As often with Sherlock, I enjoyed the experience of watching the episode but have mixed feelings about it, both in my cranky-cradle-Sherlockian mode ("but in the stories it went like blahBLAHblah not blahblahBLAH!!") and other modes.


Charles Augustus Milverton Magnussen was appropriately chilling and revolting, and making him a news or "news" man was a clever move. When he approached Lady Blackwood Smallwood, and even more so when Sherlock and John discovered that he didn't actually have any evidence, I thought of the Tenth Doctor and Harriet Jones and "Don't you think she looks tired." While in the original story the highlighted victims were young people whose indiscretions might imperil profitable marriages, it works well to translate that to older, more powerful and thus more desirable (and differently vulnerable) victims.

The main thing people tend to remember about the original story is that Holmes gets engaged to CAM's maid in order to gain information about the house, so I quickly pegged Janine for CAM's PA and foresaw the ring ploy with both embarrassment-squick and appreciation.

I have been absofricklutely loving Mary and I'm pretty disappointed that she had to be an ex-assassin and couldn't just be smart. Obviously she couldn't have learned about skip codes the way I did (from "The Adventure of the Gloria Scott") but they must have Enid Blyton and Nancy Drew in-universe. And I sure hope the CIA uses somewhat more sophisticated codes than that. And I had assumed that she'd gone to the hotel desk to get Major Sholto's room number. Like a sensible person. But no, she's an assassin and sociopath who John loves because of his adrenaline needs... which were so unfulfilled in a month of living with her without seeing Sherlock that he went barreling out to look for a neighbor's kid just for bringing in an allusion to "The Man with the Twisted Lip" something to do.

The "Mary is dangerous and that's why it's good" thing works on the level that John's need for adrenaline is an established part of his character, but it doesn't work in that we haven't seen her fulfilling that need.

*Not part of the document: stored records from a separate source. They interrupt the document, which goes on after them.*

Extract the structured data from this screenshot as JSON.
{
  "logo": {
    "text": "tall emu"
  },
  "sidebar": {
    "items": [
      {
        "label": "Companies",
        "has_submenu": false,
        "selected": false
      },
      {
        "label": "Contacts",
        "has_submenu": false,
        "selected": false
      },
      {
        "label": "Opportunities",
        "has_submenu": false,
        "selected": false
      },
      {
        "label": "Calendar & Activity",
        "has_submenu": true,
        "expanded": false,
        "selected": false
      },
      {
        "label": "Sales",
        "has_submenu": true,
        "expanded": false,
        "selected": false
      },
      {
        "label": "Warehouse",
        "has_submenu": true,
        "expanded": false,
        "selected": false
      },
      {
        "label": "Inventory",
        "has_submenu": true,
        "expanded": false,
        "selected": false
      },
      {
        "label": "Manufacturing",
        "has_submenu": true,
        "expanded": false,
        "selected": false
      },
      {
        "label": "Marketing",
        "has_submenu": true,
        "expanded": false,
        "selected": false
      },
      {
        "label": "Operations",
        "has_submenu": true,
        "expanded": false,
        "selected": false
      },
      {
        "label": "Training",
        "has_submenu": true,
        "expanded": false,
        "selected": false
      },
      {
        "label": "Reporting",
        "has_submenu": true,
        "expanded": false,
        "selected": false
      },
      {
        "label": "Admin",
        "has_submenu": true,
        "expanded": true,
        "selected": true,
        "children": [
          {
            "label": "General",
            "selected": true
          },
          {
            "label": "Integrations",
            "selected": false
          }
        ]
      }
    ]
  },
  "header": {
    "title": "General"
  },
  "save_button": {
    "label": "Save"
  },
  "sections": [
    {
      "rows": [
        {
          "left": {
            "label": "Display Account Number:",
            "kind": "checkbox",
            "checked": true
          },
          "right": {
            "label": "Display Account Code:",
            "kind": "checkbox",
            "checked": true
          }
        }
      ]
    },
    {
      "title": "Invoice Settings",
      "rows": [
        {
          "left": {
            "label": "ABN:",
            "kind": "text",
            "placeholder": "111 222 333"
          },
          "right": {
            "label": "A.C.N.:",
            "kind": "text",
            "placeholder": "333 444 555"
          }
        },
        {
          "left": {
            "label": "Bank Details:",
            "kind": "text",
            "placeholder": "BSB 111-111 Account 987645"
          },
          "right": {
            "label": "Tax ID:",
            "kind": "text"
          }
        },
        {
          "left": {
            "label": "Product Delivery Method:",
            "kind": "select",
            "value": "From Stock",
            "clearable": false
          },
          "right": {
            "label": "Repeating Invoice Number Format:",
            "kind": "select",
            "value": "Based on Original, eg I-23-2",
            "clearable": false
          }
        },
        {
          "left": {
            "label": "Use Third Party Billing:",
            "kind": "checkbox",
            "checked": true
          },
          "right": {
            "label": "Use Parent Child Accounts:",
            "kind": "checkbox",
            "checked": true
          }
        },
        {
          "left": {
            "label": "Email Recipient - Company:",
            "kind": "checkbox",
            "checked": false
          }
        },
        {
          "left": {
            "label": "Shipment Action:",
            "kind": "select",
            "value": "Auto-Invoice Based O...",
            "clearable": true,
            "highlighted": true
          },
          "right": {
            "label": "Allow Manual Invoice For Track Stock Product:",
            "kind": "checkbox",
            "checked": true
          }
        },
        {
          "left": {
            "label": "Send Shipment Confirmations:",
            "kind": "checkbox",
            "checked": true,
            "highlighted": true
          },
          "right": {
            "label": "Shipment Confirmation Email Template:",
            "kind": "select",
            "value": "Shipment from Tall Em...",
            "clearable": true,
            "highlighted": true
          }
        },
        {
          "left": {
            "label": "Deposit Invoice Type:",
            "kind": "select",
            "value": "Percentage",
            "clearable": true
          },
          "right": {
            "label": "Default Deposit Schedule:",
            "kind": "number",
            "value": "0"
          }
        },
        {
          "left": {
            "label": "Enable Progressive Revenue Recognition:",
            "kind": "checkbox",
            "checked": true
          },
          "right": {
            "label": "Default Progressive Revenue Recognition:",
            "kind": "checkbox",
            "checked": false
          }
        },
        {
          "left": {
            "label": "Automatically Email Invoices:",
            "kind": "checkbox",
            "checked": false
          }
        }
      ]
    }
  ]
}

I wish we'd gotten a more time/detail on "Mary wasn't conning John, she left her old assassin-life and happened to fall in love after that, what she lied about was her past not her present" in exchange for a less-lengthy acid trip through Sherlock's dying mind. The nonlinear structure of the last half-hour or so just frustrated me and it felt like a stalling tactic, a way to raise emotion by raising suspense rather than raising the payoff. The acting was brilliant throughout as always (well,Hashtytag Tumblrbunch may have a liiiittle scenery in his teeth after that clamber up the Staircase of Death), the dialogue was excellent, it was the story and the story structure that I felt was jerking us around.